On Saturday, June 22nd, climate activists banded together to protest the New York Times’ coverage of climate change. As a result, over 70 activists were arrested by Manhattan police.
The protest appears to have been orchestrated by Extinction Rebellion, an organization that organizes non-violent protests against “climate breakdown…and ecological collapse.” The group aims to motivate media companies to be more urgent in their coverage of climate change.
The New York Times Disagrees With Premise of the Climate Protest
In a statement sent to CNN by the New York Times, it is clear that the media conglomerate respects the group’s right to express its frustration. On the other hand, it vehemently disagrees with protestors on their views of the company’s coverage.
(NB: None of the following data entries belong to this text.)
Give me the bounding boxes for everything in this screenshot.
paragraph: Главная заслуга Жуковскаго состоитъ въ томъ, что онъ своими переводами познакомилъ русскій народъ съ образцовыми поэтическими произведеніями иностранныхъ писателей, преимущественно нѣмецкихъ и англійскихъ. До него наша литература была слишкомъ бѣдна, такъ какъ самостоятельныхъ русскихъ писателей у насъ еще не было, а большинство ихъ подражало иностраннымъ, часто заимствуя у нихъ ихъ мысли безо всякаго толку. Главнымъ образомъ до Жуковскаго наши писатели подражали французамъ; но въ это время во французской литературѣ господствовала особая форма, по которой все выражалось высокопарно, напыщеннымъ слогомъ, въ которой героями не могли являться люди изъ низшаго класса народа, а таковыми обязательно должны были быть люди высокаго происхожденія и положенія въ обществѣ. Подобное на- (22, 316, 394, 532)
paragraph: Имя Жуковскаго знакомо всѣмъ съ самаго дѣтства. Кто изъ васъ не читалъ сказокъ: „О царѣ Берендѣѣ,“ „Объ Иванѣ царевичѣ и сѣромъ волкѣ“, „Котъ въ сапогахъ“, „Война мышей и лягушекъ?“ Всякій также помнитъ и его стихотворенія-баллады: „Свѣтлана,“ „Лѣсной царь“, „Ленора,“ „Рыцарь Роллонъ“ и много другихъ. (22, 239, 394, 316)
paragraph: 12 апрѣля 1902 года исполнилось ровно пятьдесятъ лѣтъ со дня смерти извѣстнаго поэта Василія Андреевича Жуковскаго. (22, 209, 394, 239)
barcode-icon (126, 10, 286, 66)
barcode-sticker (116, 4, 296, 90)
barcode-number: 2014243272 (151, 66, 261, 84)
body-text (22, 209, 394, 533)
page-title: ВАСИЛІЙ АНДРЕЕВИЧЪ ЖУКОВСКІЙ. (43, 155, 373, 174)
The statement claimed that “There is no national news organization that devotes more time, staff or resources to producing deeply reported coverage to help readers understand climate change than The New York Times.” Quantitatively, the New York Times reportedly published over 800 articles on the climate in 2018 alone.
And the organization agrees that the New York Times is leading in its coverage of the climate, as it voiced on Twitter. But that’s what it views to be the problem — that climate coverage is “complacent and non-urgent.”
So, what exactly does Extinction Rebellion want from media companies?
What Climate Protestors Want From Media Companies
Based on Extinction Rebellion’s official “climate media standards,” here’s what protestors want from media companies.
- A front-page story on climate from media companies every day.
- Discuss climate breakdown in every beat.
- Suggest “real solutions” to the climate crisis.
- Use “climate emergency” language.
- Support for the No Fossil Fuel Money Pledge and zero emissions in 10 years or less.
- Removing financial interests in fossil fuel companies.
Essentially, what protestors want is coverage of climate change at a more frequent and urgent level.
Ramifications of the Climate Protest
Though Extinction Rebellion has every right to organize protests against the New York Times, its protestors decided to climb the awning of the New York Times building to hang signs. Police took these activists into custody. Currently, there’s no word as to how their offenses will be treated criminally.